MSDS/MBA Dual Degree Student
M.S. in Data Science 2024, University of Virginia
M.B.A. 2024, University of Virginia
B.S. in Industrial Engineering, Universidad de Lima
Most Recent Employer
EY-Pathenon, Senior Associate (Lima, Peru)
Q: Tell us about your path to data science.
During one of my internships in college, I worked at a consulting firm and for one of the projects performed a market segmentation using factor analysis. When I saw the results of this analysis, it looked like magic. Trying to understand how that worked motivated me to take an elective about predictive analytics. After taking that course, I started to notice how helpful statistics was in business and completely changed the way I approached the cases I was working on as a consultant. After moving to to EY-Parthenon, I started to focus on commercial strategy projects where I was able to leverage a lot of the tools that I learned in that college elective, mainly focusing on customer insights, route to market, and revenue and portfolio optimization. Nonetheless, I started to notice that the questions that I was trying to solve were starting to get more complex and my initial toolkit was not enough. This is when I began taking online courses about data science and started proposing new approaches to solving client’s questions that, without these tools or sources of information, would have been much harder to answer. When I began considering an MBA, it felt natural for me to also consider a Master's in Data Science to continue developing my toolkit.

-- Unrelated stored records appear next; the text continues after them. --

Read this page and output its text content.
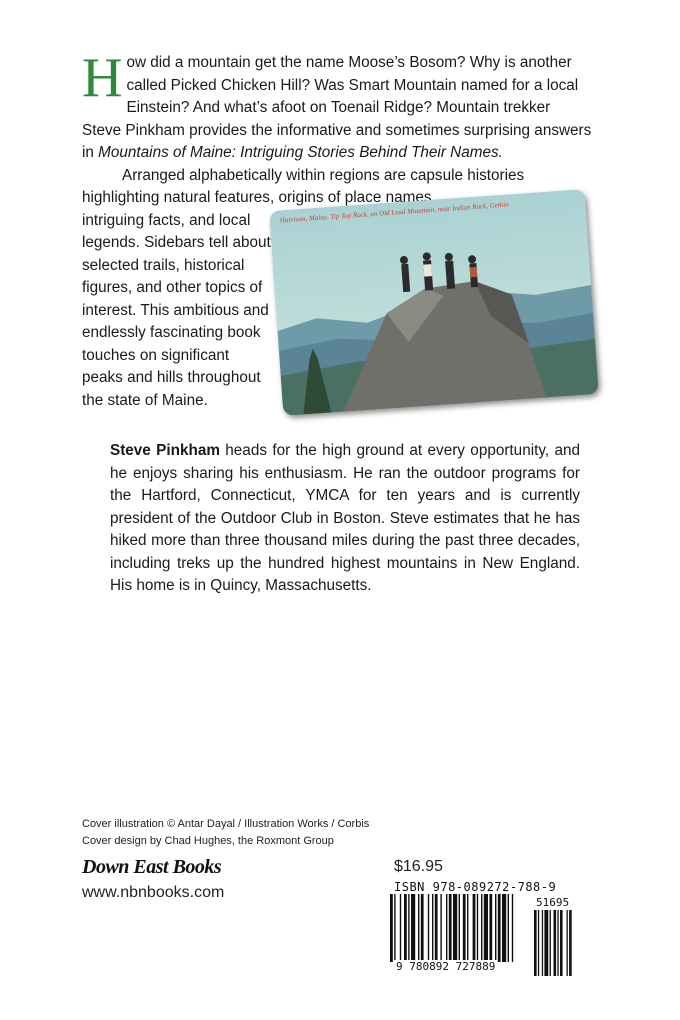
How did a mountain get the name Moose’s Bosom? Why is another called Picked Chicken Hill? Was Smart Mountain named for a local Einstein? And what’s afoot on Toenail Ridge? Mountain trekker Steve Pinkham provides the informative and sometimes surprising answers in Mountains of Maine: Intriguing Stories Behind Their Names.

Arranged alphabetically within regions are capsule histories highlighting natural features, origins of place names,

intriguing facts, and local legends. Sidebars tell about selected trails, historical figures, and other topics of interest. This ambitious and endlessly fascinating book touches on significant peaks and hills throughout the state of Maine.

Harrison, Maine. Tip Top Rock, on Old Lead Mountain, near Indian Rock, Gethin
Steve Pinkham heads for the high ground at every opportunity, and he enjoys sharing his enthusiasm. He ran the outdoor programs for the Hartford, Connecticut, YMCA for ten years and is currently president of the Outdoor Club in Boston. Steve estimates that he has hiked more than three thousand miles during the past three decades, including treks up the hundred highest mountains in New England. His home is in Quincy, Massachusetts.
Cover illustration © Antar Dayal / Illustration Works / Corbis
Cover design by Chad Hughes, the Roxmont Group
Down East Books
www.nbnbooks.com
$16.95
ISBN 978-089272-788-9
9 780892 727889
51695
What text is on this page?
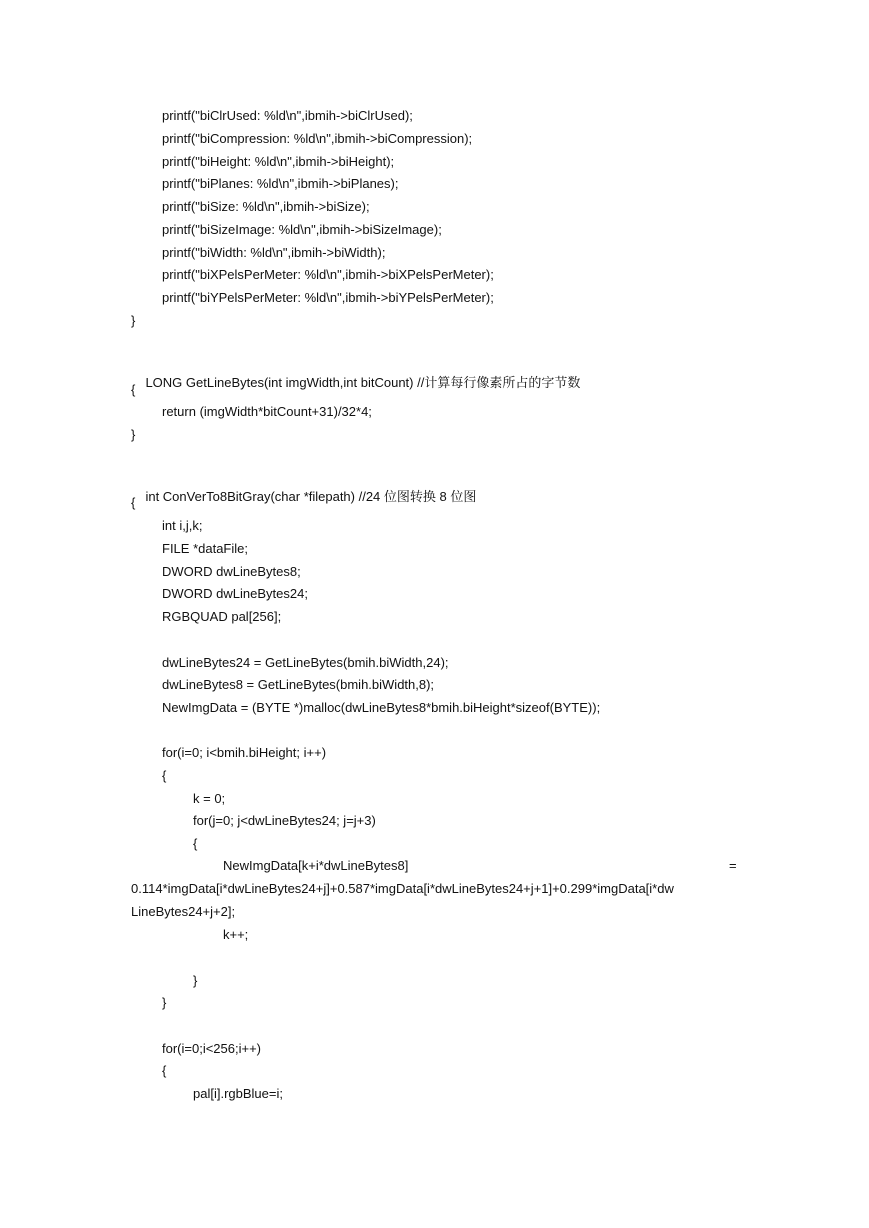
printf("biClrUsed: %ld\n",ibmih->biClrUsed);
printf("biCompression: %ld\n",ibmih->biCompression);
printf("biHeight: %ld\n",ibmih->biHeight);
printf("biPlanes: %ld\n",ibmih->biPlanes);
printf("biSize: %ld\n",ibmih->biSize);
printf("biSizeImage: %ld\n",ibmih->biSizeImage);
printf("biWidth: %ld\n",ibmih->biWidth);
printf("biXPelsPerMeter: %ld\n",ibmih->biXPelsPerMeter);
printf("biYPelsPerMeter: %ld\n",ibmih->biYPelsPerMeter);
}

LONG GetLineBytes(int imgWidth,int bitCount) //计算每行像素所占的字节数

{
return (imgWidth*bitCount+31)/32*4;
}

int ConVerTo8BitGray(char *filepath) //24 位图转换 8 位图

{
int i,j,k;
FILE *dataFile;
DWORD dwLineBytes8;
DWORD dwLineBytes24;
RGBQUAD pal[256];
dwLineBytes24 = GetLineBytes(bmih.biWidth,24);
dwLineBytes8 = GetLineBytes(bmih.biWidth,8);
NewImgData = (BYTE *)malloc(dwLineBytes8*bmih.biHeight*sizeof(BYTE));
for(i=0; i<bmih.biHeight; i++)
{
k = 0;
for(j=0; j<dwLineBytes24; j=j+3)
{
NewImgData[k+i*dwLineBytes8]	=
0.114*imgData[i*dwLineBytes24+j]+0.587*imgData[i*dwLineBytes24+j+1]+0.299*imgData[i*dw
LineBytes24+j+2];
k++;
}
}
for(i=0;i<256;i++)
{
pal[i].rgbBlue=i;
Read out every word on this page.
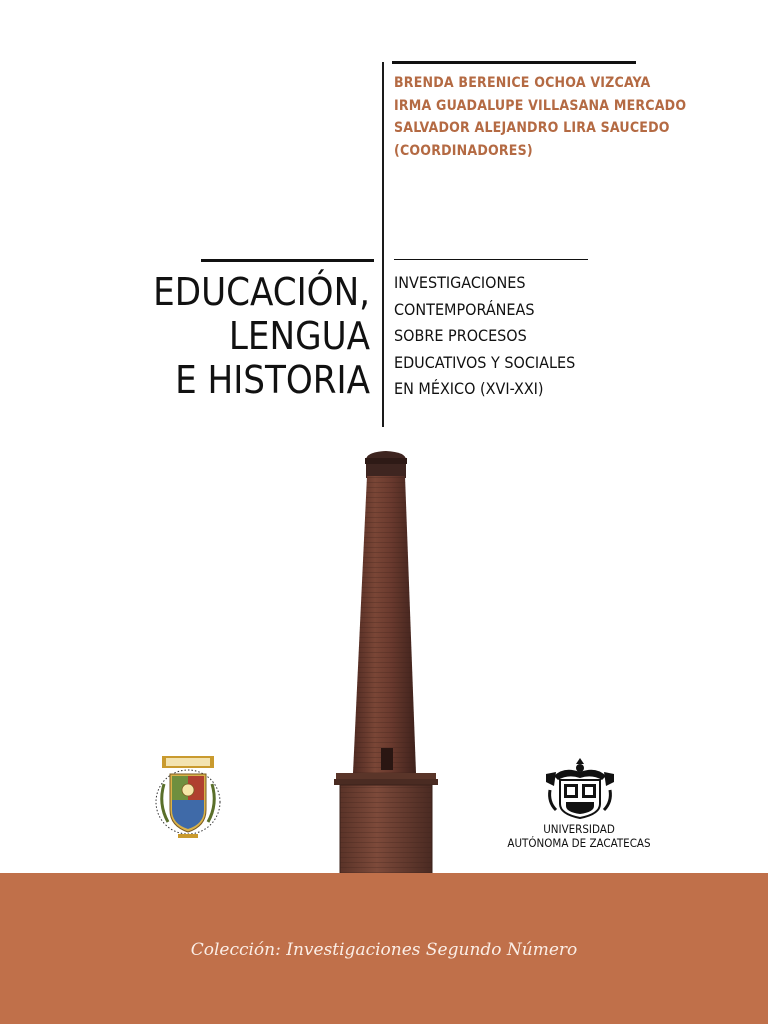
BRENDA BERENICE OCHOA VIZCAYA
IRMA GUADALUPE VILLASANA MERCADO
SALVADOR ALEJANDRO LIRA SAUCEDO
(COORDINADORES)
EDUCACIÓN,
LENGUA
E HISTORIA
INVESTIGACIONES
CONTEMPORÁNEAS
SOBRE PROCESOS
EDUCATIVOS Y SOCIALES
EN MÉXICO (XVI-XXI)
UNIVERSIDAD
AUTÓNOMA DE ZACATECAS
Colección: Investigaciones Segundo Número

Q: What do you hope to do with business and data science degrees?
Within strategy consulting, there is a practice area called commercial strategy or marketing and sales (depending on the firm). This is usually a highly quantitative area that uses lots of data and modeling. Typically, the questions that these projects answer are related to channel profitability, customer experience, pricing strategy, revenue optimization, and marketing effectiveness. This is the practice that I’m targeting to get into after finishing both degrees.
Q: What has surprised you about the MSDS program so far?
There are two things. The first one is the caliber of my classmates. Back at work, I was the curious techie that knew how things worked. Here in the M.S. in Data Science program, I had a very steep learning curve with Python and Bash which I think not everyone had experienced before. It was a great opportunity to learn from others. The second thing is the rigorousness of classes. For example, in linear models, it is not just about learning which lines of code to write for running a regression but also about understanding what’s behind the scenes in the regression to better understand in which situations it would work, when not, why, and its limitations.
Q: What advice would you give to someone considering the dual degree program?
I would advise them two things. The first is to talk to current students so you can get more insight into the culture of the program. When I was considering applying to the dual degree, I spoke to multiple students and I really identified with the program's collaborative and supportive culture. My second piece of advice would be to reflect on your motivation to pursue both degrees. They are rigorous programs, and having clarity on why you want both degrees will help you enjoy the journey, even while having a higher workload.
Q: What are some fun facts about yourself?
Back in college, I hated my statistics and probability classes but I’m now doing the M.S. in Data Science.
While I was at school, I played seven musical instruments but ultimately stuck with the flute and Peruvian cajón which I still play.
I come from a big family. Just on my mom’s side, we are 18 cousins and are all very close.